Commonwealth v. MacEk

Concurring Opinion by

Hoffman, J.:

Though I concur in the result reached by the majority, I believe one aspect of this case deserves additional comment.

Appellant’s attorney contends that no pretrial suppression motion was filed because a motion would have *133been a “mere formality.” I agree with the majority that such an assertion is spurious. Our rules of criminal procedure provide a detailed procedure to be followed when one accused of a crime believes that he is aggrieved by an illegal search or seizure. Pennsylvania Rules of Criminal Procedure, Rules 2000-2001. Appellant’s attorney was aware of this Rule and as an officer of the court had an obligation to follow the correct procedures.

The actions of appellant’s attorney may well have prejudiced appellant. The jury had before it the directly contradictory testimony of appellant and the arresting officer. The jury chose to believe appellant and found her not guilty on the charge of prostitution and assignation. Of course, the majority is correct that the standards used in determining probable cause differ from those used by the trier of fact in determining guilt or innocence beyond a reasonable doubt. However, the fact still remains that the jury believed appellant. A judge at a suppression hearing might also have believed appellant and have suppressed the evidence obtained pursuant to the arrest and search.

It is evident that appellant may have a good claim that her counsel was ineffective. The standard for this determination was enunciated in the landmark case of Commonwealth ex rel.

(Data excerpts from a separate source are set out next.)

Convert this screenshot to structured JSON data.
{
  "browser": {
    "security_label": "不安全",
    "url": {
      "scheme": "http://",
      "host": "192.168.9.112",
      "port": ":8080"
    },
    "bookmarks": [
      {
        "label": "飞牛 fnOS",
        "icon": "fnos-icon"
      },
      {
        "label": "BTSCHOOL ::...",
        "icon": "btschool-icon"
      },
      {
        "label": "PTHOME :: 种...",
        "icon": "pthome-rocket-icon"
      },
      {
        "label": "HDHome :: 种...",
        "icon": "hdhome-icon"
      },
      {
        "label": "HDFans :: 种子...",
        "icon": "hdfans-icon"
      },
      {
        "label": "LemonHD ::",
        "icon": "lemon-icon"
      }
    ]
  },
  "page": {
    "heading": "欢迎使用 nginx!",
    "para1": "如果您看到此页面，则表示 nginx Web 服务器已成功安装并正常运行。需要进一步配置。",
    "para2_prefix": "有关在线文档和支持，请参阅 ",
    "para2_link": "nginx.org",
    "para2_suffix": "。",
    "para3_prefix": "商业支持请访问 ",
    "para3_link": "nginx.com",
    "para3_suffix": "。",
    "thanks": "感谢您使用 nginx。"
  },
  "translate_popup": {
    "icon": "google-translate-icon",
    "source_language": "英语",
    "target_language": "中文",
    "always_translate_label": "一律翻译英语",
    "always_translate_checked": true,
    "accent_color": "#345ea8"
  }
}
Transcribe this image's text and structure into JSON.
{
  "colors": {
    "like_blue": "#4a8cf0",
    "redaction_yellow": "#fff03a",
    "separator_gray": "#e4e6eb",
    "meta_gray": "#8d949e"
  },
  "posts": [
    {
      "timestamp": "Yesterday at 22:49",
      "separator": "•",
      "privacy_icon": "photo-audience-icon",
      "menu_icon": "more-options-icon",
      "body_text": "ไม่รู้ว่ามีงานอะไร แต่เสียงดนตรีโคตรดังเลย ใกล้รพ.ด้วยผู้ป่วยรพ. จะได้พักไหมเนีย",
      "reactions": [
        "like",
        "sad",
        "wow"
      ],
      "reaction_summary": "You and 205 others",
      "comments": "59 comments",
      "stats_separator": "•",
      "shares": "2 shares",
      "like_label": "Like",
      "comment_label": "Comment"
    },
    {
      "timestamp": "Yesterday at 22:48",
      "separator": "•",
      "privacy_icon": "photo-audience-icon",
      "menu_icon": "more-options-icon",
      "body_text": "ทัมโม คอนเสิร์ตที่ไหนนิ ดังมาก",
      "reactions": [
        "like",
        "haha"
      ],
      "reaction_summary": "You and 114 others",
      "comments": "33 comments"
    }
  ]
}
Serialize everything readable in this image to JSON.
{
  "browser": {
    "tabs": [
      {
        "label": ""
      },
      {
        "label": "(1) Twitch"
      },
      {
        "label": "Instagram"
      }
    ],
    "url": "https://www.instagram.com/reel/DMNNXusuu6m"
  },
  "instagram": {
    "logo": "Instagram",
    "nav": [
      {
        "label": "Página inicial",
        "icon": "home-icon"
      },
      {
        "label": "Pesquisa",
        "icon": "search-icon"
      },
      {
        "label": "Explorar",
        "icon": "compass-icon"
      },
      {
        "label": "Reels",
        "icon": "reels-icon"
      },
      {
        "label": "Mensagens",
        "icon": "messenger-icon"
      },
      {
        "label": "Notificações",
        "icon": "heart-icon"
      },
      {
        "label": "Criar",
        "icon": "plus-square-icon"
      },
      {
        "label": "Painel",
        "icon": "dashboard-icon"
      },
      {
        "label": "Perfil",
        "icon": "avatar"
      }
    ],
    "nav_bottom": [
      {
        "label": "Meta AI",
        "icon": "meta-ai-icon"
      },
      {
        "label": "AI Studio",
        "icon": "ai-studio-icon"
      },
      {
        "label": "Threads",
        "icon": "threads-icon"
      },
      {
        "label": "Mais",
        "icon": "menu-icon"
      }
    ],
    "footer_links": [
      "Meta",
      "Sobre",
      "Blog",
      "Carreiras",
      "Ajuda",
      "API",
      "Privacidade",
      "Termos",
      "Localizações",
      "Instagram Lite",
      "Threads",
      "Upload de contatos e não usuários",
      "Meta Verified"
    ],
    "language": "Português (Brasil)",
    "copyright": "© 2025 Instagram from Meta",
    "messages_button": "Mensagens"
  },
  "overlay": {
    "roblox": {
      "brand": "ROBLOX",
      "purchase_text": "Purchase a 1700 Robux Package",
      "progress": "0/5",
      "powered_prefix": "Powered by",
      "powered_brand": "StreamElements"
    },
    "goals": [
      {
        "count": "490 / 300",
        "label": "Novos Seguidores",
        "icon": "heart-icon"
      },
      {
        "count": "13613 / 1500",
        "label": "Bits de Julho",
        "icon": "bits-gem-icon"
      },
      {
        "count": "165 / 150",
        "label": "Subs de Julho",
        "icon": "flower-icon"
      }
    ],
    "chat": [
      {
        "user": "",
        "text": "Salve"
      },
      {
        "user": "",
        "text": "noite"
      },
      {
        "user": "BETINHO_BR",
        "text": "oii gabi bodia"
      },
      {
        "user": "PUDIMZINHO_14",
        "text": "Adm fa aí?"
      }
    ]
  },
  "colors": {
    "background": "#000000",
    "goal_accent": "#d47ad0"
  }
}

Washington v. Maroney, 427 Pa. 599, 604, 235 A. 2d 349, 352 (1967): “[Cjounsel’s assistance is deemed constitutionally effective once we are able to conclude that the particular course chosen by counsel had some reasonable basis designed to effectuate his client’s interests.” (Emphasis in original). However, such an issue is ordinarily not treated without an evidentiary hearing on the matter. Commonwealth v. Nash, 436 Pa. 519, 261 A. 2d 314 (1970). Appellant has advanced no convincing reason why an exception should be made in this case.

*134By affirming the judgment of sentence, it is my understanding that this Court is not precluding appellant from raising any possible ineffective assistance of counsel claim she might advance at a Post Conviction Hearing Act hearing. On this basis I concur in affirming the judgment of sentence.

Spaulding, J., joins in this concurring opinion.